While that's certainly true, it's only part of the picture. To see the whole picture, I think that the search industry needs to start distinguishing between search engine marketing--which is more branding-focused--and search engine sales, which is about the final conversion. The two concepts are different.
Marketing, to my mind, is about introducing new modes of thinking. It's about convincing people that you're able to enhance people's lives in ways they might not have considered. And since it's about changing people's modes of thought, marketing works best at earlier buy-cycle stages, before people have made up their minds about what they're looking for.
Sales, more than dealing with influencing thought patterns, is about reeling in customers and driving purchases. It's about the very end of the buy-cycle, when a customer actually decides to buy.
And so when people point to the effectiveness search in terms of capturing the easiest buyers, they're not talking about marketing at all. They're talking about sales.
To a large extent, advertisers have already grasped this point. Last year's State of Search Engine Marketing--an annual report released by the Search Engine Marketing Professional Organization--states that 62 percent of marketers value branding, and not just immediate conversion capture, as a primary SEM goal. But it's possible that these advertisers still don't grasp the full capability that search marketing offers.
That's because search marketing, I think, is about much more than standard branding.
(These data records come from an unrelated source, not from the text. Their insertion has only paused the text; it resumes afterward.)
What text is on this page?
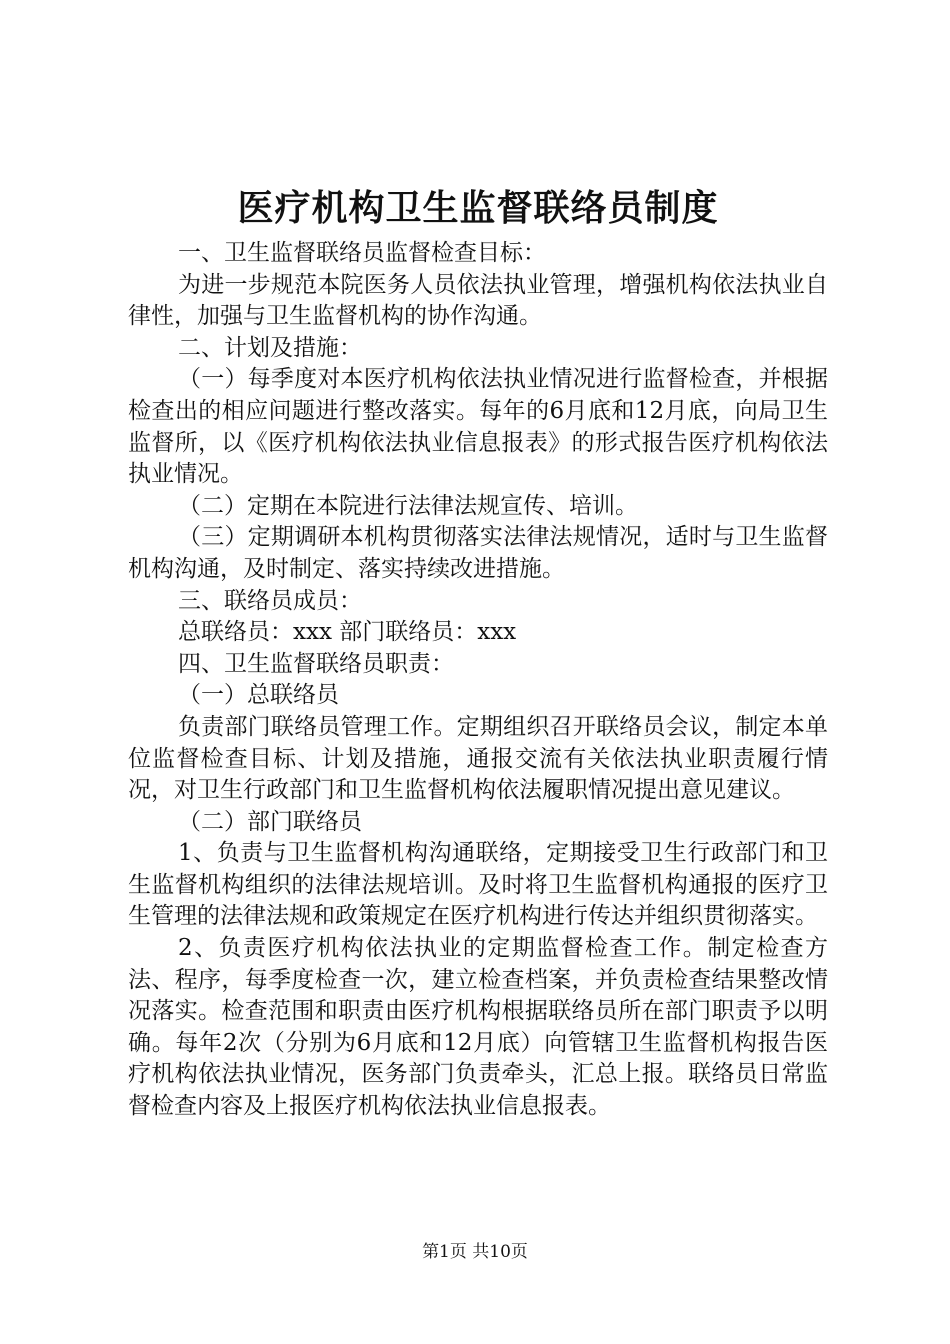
医疗机构卫生监督联络员制度

一、卫生监督联络员监督检查目标：

为进一步规范本院医务人员依法执业管理，增强机构依法执业自律性，加强与卫生监督机构的协作沟通。

二、计划及措施：

（一）每季度对本医疗机构依法执业情况进行监督检查，并根据检查出的相应问题进行整改落实。每年的6月底和12月底，向局卫生监督所，以《医疗机构依法执业信息报表》的形式报告医疗机构依法执业情况。

（二）定期在本院进行法律法规宣传、培训。

（三）定期调研本机构贯彻落实法律法规情况，适时与卫生监督机构沟通，及时制定、落实持续改进措施。

三、联络员成员：

总联络员：xxx 部门联络员：xxx

四、卫生监督联络员职责：

（一）总联络员

负责部门联络员管理工作。定期组织召开联络员会议，制定本单位监督检查目标、计划及措施，通报交流有关依法执业职责履行情况，对卫生行政部门和卫生监督机构依法履职情况提出意见建议。

（二）部门联络员

1、负责与卫生监督机构沟通联络，定期接受卫生行政部门和卫生监督机构组织的法律法规培训。及时将卫生监督机构通报的医疗卫生管理的法律法规和政策规定在医疗机构进行传达并组织贯彻落实。

2、负责医疗机构依法执业的定期监督检查工作。制定检查方法、程序，每季度检查一次，建立检查档案，并负责检查结果整改情况落实。检查范围和职责由医疗机构根据联络员所在部门职责予以明确。每年2次（分别为6月底和12月底）向管辖卫生监督机构报告医疗机构依法执业情况，医务部门负责牵头，汇总上报。联络员日常监督检查内容及上报医疗机构依法执业信息报表。

第1页 共10页
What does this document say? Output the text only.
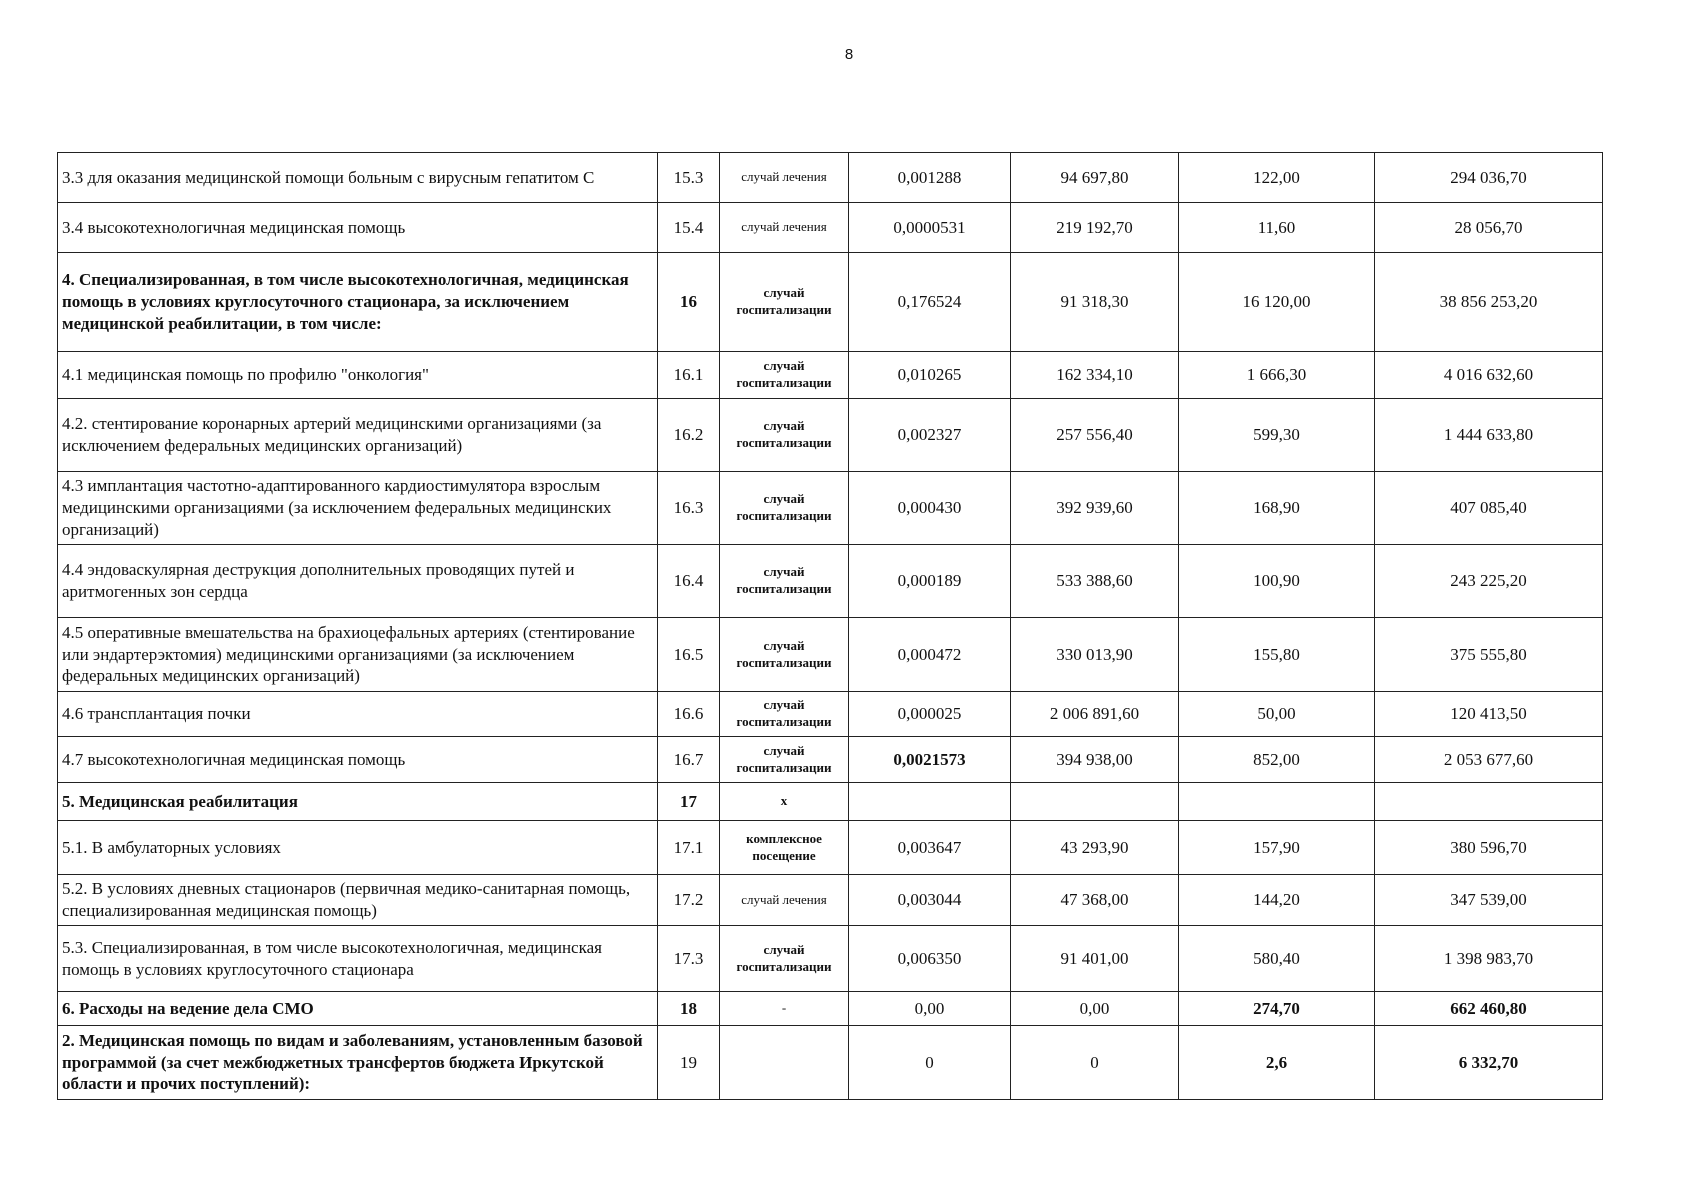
8
3.3 для оказания медицинской помощи больным с вирусным гепатитом С	15.3	случай лечения	0,001288	94 697,80	122,00	294 036,70
3.4 высокотехнологичная медицинская помощь	15.4	случай лечения	0,0000531	219 192,70	11,60	28 056,70
4. Специализированная, в том числе высокотехнологичная, медицинская помощь в условиях круглосуточного стационара, за исключением медицинской реабилитации, в том числе:	16	случай госпитализации	0,176524	91 318,30	16 120,00	38 856 253,20
4.1 медицинская помощь по профилю "онкология"	16.1	случай госпитализации	0,010265	162 334,10	1 666,30	4 016 632,60
4.2. стентирование коронарных артерий медицинскими организациями (за исключением федеральных медицинских организаций)	16.2	случай госпитализации	0,002327	257 556,40	599,30	1 444 633,80
4.3 имплантация частотно-адаптированного кардиостимулятора взрослым медицинскими организациями (за исключением федеральных медицинских организаций)	16.3	случай госпитализации	0,000430	392 939,60	168,90	407 085,40
4.4 эндоваскулярная деструкция дополнительных проводящих путей и аритмогенных зон сердца	16.4	случай госпитализации	0,000189	533 388,60	100,90	243 225,20
4.5 оперативные вмешательства на брахиоцефальных артериях (стентирование или эндартерэктомия) медицинскими организациями (за исключением федеральных медицинских организаций)	16.5	случай госпитализации	0,000472	330 013,90	155,80	375 555,80
4.6 трансплантация почки	16.6	случай госпитализации	0,000025	2 006 891,60	50,00	120 413,50
4.7 высокотехнологичная медицинская помощь	16.7	случай госпитализации	0,0021573	394 938,00	852,00	2 053 677,60
5. Медицинская реабилитация	17	х				
5.1. В амбулаторных условиях	17.1	комплексное посещение	0,003647	43 293,90	157,90	380 596,70
5.2. В условиях дневных стационаров (первичная медико-санитарная помощь, специализированная медицинская помощь)	17.2	случай лечения	0,003044	47 368,00	144,20	347 539,00
5.3. Специализированная, в том числе высокотехнологичная, медицинская помощь в условиях круглосуточного стационара	17.3	случай госпитализации	0,006350	91 401,00	580,40	1 398 983,70
6. Расходы на ведение дела СМО	18	-	0,00	0,00	274,70	662 460,80
2. Медицинская помощь по видам и заболеваниям, установленным базовой программой (за счет межбюджетных трансфертов бюджета Иркутской области и прочих поступлений):	19		0	0	2,6	6 332,70
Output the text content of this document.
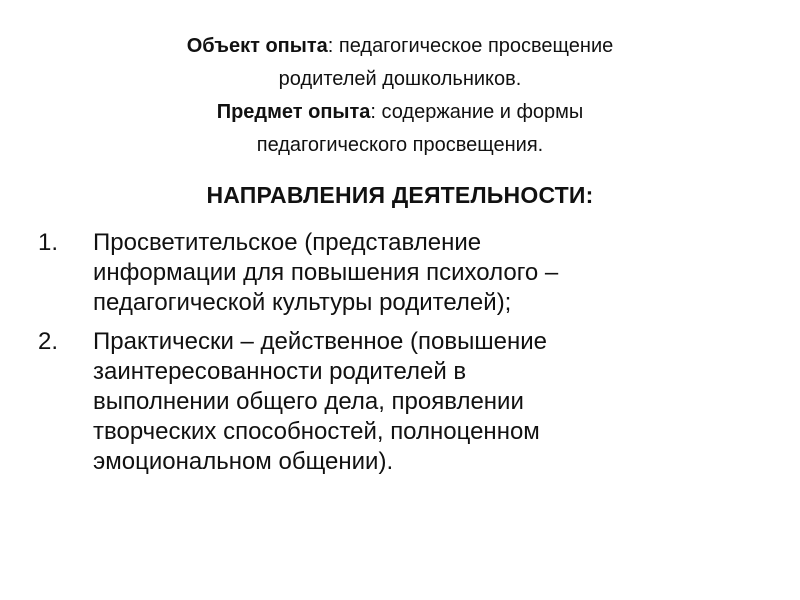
Объект опыта: педагогическое просвещение
родителей дошкольников.
Предмет опыта: содержание и формы
педагогического просвещения.
НАПРАВЛЕНИЯ ДЕЯТЕЛЬНОСТИ:
1. Просветительское (представление
информации для повышения психолого –
педагогической культуры родителей);
2. Практически – действенное (повышение
заинтересованности родителей в
выполнении общего дела, проявлении
творческих способностей, полноценном
эмоциональном общении).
While search might offer more targeted branding than other ad media--keywords, after all, allow you to pre-screen who sees your message--it's possible to manage search branding along very traditional lines. Inasmuch as branding is about maximizing visibility, there's no fundamental difference between search branding and branding through TV, radio, or print: at base, it's all a matter of maximizing impressions.
To my mind, what makes search marketing different and powerful goes to the core of what search actually is. Effective search marketing means leveraging the fact that search is a research medium.
Typically, searchers conduct between three and five searches between initial interest and final conversion. As searchers research their purchasing decisions, they're doing more than just learning about your industry's products and services: They're learning which brand names are the industry standards, and what kinds of quality and pricing they can expect. By achieving a presence throughout the buy-cycle--both through well-positioned ads that heighten name recognition, and even through ads that can alter customer expectations--you have an enormous capability to guide each potential customer's thinking about your entire industry. Which means that search branding, done right, can be used to shape yourself into a true industry leader.
The search research cycle, in other words, works through the same forces that made household names out of brands like Google, Band-Aid and Xerox. When the people learn about a new product and a brand name in tandem, the brand name goes straight to top-of-mind. That's just as true for a new customer learning about an industry through search, as it's true in any other consumer-learning arena. And it explains the unique power of being in search at every phase of the buy-cycle, from marketing to sales.
The importance of search engine marketing--beyond just search engine sales--means that advertisers need to look at early buy-cycle keywords a lot more seriously than they might be doing now. It also means advertisers need to look into crafting ad copy and landing pages that are uniquely developed for research-phase searchers, just as they're currently doing for later buy-cycle searchers. For a lot of players in search, that might also mean taking a new look at what search engine marketing (and not just sales) really means. And if you're an advertiser, it means considering your marketing options through search--beyond your sales options through search--before your competitors beat you to the punch.